Episode Overview
This episode explores the intersection of education and business, focusing on how to create effective learning experiences for adult learners in business contexts. Dr. Graham shares insights from her 25+ years in healthcare, higher education, and management, discussing the evolution from traditional teaching to facilitating meaningful learning.
Listen Here > https://youtu.be/VppuyJ03sCU?si=f-jbBkqYJaS3RL0u
10 Key Points
- Teaching vs. Facilitating: True teaching goes beyond information delivery - it involves listening to what learners say, don't say, or struggle to articulate, then asking strategic questions that help them move forward in their learning.
- Adult Learning Principles: Adults are problem solvers who seek learning experiences to address specific issues. They need focused, timely solutions that help them gain clarity in the moment, then allow them to apply and experiment.
- Small Learning Snippets Are Powerful: Brief, intensive learning moments often have more lasting impact than lengthy courses. Adults retain information better when it's emotionally connected and immediately applicable to their current needs.
- Story Placement Matters: When creating learning content, lead with stories rather than burying them deep in the material. Stories should focus on the adult learner, not just the instructor's experience.
- Know Your Learners Beyond Demographics: Understanding your audience means going deeper than basic demographics. Consider their experience levels, barriers to learning, and what knowledge they bring to the table - like guests at a dinner party with vastly different backgrounds.
- Business Ownership as Educational Freedom: Running a business allows educators to define their own standards, direction, and approach without jumping through externally imposed hoops - becoming both the "original voice and final voice."
- Technology Challenges Are Universal: Most educators transitioning to business struggle with technology, from social media algorithms to basic platform functionality. This is normal and manageable as you grow.
- Business Language Learning Curve: The language of business (funnels, lead magnets, SEO) can be intimidating, but it's simply learning new terminology - like how educators have their own jargon (curriculum, formative assessment, etc.).
- Asking for Help Is a Strength: In business, asking for help isn't a deficit - it's a strategic choice. You get to decide who to ask, when to ask, and can find people who actually understand and support your vision.
- Business as Journey, Not Destination: Approaching business as an ongoing journey rather than a race to a finish line reduces anxiety and allows for natural ups, downs, detours, and discoveries along the way.
10 Takeaways/Action Items
- Audit Your Teaching Approach: Shift from "information delivery" to "strategic questioning." Practice listening for what people aren't saying and asking questions that help them discover solutions.
- Restructure Your Content: Move compelling stories and examples to the front of your courses, presentations, or materials.

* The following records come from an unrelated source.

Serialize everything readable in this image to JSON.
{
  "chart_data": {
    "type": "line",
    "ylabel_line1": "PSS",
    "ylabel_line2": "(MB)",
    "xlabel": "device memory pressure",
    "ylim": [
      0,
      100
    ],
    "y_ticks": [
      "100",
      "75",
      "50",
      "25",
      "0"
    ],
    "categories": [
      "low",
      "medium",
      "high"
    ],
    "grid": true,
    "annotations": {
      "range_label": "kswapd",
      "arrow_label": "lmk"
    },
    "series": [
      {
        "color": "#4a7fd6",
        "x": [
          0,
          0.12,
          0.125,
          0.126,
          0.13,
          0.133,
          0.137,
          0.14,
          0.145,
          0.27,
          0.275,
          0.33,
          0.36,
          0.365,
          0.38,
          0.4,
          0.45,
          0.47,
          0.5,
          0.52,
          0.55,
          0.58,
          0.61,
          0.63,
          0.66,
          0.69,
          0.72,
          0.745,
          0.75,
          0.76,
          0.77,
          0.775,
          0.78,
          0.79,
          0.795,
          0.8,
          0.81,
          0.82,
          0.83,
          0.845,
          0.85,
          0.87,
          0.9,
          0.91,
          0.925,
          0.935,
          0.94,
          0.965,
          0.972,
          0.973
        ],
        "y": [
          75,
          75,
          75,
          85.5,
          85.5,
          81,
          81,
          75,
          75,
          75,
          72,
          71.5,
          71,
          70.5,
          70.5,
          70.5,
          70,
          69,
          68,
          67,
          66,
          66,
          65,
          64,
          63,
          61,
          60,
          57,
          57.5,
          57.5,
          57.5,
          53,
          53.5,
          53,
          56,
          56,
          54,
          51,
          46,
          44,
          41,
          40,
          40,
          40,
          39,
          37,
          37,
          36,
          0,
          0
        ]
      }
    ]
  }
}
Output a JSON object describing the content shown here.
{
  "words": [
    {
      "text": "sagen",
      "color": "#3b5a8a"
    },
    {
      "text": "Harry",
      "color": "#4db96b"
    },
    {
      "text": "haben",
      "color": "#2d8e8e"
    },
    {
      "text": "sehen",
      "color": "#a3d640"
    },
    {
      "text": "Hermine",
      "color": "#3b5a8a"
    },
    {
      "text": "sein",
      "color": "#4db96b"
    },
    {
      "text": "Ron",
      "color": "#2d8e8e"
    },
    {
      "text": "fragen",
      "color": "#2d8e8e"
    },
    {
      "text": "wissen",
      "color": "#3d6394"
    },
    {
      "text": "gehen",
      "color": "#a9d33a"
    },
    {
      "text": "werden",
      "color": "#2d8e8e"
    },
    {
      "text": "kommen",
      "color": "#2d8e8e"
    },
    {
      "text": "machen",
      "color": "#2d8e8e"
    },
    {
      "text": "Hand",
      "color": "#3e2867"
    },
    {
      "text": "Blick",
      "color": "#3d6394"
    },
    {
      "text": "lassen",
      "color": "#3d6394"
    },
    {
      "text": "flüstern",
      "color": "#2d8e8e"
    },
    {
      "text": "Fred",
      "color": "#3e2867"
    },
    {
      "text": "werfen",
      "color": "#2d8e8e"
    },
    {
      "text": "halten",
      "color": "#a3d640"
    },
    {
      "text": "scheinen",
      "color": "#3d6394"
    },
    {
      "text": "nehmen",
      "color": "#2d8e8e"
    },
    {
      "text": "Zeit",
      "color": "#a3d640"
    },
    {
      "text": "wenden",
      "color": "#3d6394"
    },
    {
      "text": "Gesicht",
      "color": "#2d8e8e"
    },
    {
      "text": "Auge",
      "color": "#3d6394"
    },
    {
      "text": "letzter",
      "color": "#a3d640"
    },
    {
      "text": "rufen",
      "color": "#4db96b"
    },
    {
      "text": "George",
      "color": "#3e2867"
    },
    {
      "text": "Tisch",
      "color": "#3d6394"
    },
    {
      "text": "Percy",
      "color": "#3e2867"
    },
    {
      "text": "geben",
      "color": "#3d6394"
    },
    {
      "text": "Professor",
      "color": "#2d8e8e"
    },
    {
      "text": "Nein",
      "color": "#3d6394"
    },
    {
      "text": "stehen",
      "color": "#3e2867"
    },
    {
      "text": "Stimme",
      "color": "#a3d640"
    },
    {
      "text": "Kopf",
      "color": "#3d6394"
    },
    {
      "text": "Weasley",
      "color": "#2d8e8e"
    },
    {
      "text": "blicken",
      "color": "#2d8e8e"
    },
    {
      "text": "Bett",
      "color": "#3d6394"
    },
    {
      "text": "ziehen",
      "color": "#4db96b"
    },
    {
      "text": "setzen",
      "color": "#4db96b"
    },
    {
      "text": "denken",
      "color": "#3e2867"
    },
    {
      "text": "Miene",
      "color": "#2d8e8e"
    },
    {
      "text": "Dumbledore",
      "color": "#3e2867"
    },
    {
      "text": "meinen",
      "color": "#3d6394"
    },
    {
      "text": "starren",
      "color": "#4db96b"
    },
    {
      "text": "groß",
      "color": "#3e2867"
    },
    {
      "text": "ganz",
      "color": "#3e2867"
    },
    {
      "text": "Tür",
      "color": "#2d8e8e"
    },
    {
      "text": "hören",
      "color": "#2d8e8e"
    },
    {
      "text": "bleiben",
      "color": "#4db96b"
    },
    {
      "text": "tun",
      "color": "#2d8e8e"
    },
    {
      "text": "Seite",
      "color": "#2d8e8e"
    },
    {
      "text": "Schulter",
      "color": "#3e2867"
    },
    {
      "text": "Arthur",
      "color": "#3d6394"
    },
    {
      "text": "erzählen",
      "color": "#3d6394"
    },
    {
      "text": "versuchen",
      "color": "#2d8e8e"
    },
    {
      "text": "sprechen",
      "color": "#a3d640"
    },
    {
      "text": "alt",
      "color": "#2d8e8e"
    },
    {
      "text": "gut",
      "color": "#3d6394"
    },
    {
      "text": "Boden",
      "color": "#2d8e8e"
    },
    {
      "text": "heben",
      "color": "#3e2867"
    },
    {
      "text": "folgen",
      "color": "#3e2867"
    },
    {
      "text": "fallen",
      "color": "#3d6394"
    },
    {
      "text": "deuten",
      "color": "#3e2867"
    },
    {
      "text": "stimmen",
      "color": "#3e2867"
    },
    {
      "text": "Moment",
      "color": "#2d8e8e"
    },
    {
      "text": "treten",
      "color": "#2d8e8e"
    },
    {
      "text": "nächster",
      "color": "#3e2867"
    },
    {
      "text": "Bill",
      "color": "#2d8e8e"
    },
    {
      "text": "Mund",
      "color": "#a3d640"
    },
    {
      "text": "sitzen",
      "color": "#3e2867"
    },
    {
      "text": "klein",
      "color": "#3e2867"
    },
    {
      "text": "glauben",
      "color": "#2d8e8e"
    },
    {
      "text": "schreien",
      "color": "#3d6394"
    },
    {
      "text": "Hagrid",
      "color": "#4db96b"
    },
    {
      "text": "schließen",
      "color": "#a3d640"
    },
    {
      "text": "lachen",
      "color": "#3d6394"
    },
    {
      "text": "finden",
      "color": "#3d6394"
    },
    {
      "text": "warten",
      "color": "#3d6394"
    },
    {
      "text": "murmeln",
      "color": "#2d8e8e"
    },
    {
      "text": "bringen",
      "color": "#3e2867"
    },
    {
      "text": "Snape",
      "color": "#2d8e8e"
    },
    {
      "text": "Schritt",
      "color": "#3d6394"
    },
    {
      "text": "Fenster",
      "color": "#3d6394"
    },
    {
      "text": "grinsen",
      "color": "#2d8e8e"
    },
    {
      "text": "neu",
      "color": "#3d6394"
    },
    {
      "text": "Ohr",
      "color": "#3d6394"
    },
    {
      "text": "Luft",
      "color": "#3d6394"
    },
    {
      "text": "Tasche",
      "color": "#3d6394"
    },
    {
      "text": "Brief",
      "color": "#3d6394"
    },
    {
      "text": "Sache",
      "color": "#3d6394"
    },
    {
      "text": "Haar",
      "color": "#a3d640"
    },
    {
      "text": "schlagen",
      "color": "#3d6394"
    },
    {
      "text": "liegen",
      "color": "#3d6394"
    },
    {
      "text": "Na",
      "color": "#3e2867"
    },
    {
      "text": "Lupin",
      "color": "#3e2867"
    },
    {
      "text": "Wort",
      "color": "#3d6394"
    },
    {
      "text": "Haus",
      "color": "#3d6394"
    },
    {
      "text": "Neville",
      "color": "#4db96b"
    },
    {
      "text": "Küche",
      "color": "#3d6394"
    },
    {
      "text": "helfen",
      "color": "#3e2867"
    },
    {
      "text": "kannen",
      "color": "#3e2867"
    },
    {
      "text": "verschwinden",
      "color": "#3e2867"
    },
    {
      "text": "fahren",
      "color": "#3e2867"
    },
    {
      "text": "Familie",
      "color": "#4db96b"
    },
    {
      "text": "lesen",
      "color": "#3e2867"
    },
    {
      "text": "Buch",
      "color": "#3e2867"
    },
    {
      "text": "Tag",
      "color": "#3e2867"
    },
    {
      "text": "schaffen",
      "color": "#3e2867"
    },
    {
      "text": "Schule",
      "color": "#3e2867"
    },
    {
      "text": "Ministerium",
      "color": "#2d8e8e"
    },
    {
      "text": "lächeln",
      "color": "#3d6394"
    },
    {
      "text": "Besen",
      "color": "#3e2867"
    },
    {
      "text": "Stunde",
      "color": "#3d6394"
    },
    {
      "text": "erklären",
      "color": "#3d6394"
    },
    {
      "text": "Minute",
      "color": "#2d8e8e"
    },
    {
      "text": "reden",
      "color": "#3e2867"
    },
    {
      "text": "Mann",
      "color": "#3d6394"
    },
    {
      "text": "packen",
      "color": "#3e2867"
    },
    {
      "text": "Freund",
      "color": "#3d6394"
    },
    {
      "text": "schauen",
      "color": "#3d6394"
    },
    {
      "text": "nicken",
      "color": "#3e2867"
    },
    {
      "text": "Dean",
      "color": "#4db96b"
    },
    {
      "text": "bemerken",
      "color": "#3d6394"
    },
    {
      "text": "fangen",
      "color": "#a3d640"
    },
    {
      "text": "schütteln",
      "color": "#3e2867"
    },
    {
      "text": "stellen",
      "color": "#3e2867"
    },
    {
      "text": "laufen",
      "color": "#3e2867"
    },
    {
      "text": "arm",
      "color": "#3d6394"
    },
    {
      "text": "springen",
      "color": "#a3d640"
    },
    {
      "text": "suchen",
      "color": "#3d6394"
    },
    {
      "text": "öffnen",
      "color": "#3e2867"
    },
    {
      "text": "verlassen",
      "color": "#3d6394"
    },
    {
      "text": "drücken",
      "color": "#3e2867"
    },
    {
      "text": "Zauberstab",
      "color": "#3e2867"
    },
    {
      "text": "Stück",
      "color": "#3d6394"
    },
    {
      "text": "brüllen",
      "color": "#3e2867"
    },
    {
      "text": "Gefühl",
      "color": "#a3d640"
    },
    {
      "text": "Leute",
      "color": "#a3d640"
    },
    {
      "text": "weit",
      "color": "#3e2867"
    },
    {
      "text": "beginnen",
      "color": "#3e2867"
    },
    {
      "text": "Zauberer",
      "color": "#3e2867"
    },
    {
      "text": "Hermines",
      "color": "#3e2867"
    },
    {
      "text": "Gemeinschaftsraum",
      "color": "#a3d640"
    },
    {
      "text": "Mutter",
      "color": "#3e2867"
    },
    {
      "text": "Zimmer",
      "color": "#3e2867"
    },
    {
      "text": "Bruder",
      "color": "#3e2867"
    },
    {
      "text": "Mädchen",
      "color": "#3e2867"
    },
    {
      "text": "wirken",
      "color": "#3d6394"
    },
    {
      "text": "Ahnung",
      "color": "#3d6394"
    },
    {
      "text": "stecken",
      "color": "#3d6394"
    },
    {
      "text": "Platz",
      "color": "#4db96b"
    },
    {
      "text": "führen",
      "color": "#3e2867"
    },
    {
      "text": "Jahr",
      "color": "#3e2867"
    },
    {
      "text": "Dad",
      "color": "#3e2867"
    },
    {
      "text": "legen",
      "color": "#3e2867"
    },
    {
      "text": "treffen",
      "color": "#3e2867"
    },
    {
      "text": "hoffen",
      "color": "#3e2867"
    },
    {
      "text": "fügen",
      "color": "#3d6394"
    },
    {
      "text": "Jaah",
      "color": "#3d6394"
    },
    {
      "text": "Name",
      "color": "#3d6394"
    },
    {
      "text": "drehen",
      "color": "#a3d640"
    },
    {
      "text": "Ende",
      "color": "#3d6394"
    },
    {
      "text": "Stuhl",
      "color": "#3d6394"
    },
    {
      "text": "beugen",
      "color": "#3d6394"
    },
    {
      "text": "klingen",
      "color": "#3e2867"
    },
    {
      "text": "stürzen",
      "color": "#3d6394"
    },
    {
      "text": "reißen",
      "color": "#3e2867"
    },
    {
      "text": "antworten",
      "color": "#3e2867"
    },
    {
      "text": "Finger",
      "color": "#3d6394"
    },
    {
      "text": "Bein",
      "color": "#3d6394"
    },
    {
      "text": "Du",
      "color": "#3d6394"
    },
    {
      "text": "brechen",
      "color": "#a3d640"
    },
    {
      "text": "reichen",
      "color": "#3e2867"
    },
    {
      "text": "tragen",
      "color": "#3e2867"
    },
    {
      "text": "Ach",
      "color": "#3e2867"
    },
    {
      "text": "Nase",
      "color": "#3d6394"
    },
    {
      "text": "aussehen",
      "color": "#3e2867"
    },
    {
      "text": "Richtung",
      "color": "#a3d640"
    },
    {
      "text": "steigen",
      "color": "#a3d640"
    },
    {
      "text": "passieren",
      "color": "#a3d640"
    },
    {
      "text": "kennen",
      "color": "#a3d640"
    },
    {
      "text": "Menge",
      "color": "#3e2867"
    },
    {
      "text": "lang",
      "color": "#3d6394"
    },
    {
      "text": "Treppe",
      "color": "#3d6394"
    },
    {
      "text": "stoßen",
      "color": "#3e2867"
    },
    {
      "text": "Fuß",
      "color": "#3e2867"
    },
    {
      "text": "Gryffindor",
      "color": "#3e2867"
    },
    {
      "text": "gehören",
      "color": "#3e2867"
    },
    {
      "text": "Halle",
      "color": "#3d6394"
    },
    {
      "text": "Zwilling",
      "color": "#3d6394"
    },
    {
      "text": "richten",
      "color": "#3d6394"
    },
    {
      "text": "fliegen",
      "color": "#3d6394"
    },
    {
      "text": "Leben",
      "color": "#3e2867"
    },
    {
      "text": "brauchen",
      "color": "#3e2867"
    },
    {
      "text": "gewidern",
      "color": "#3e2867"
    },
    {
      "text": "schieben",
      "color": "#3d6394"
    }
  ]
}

Don't bury the engaging content two-thirds of the way through.
- Map Your Learner Profiles: Create detailed profiles of your audience that go beyond demographics. Consider their experience levels, potential barriers, and existing knowledge they bring to your content.
- Embrace Small-Batch Learning: Design shorter, focused learning experiences that address specific problems rather than trying to cover everything in lengthy courses.
- Limit Information Consumption: Be ruthless about cutting down on business advice, social media noise, and "how-to" content that creates overwhelm rather than clarity.
- Define Your Own Standards: Take ownership of your business decisions. You get to decide what success looks like, how you want to work, and what standards you'll maintain.
- Build Your Support Network: Identify areas where you need help (technology, design, marketing) and actively seek people who enjoy those tasks and align with your values.
- Create a Business Vocabulary Guide: Keep track of new business terms you encounter and translate them into language that makes sense based on your educational background.
- Practice the "Journey" Mindset: When facing business challenges, remind yourself this is just one chapter in your story, not the definition of your entire identity or future.
- Trust Your Problem-Solving Abilities: Remember that as an educator, you already have strong analytical and problem-solving skills. You will figure out the business aspects - trust the process and your own capabilities.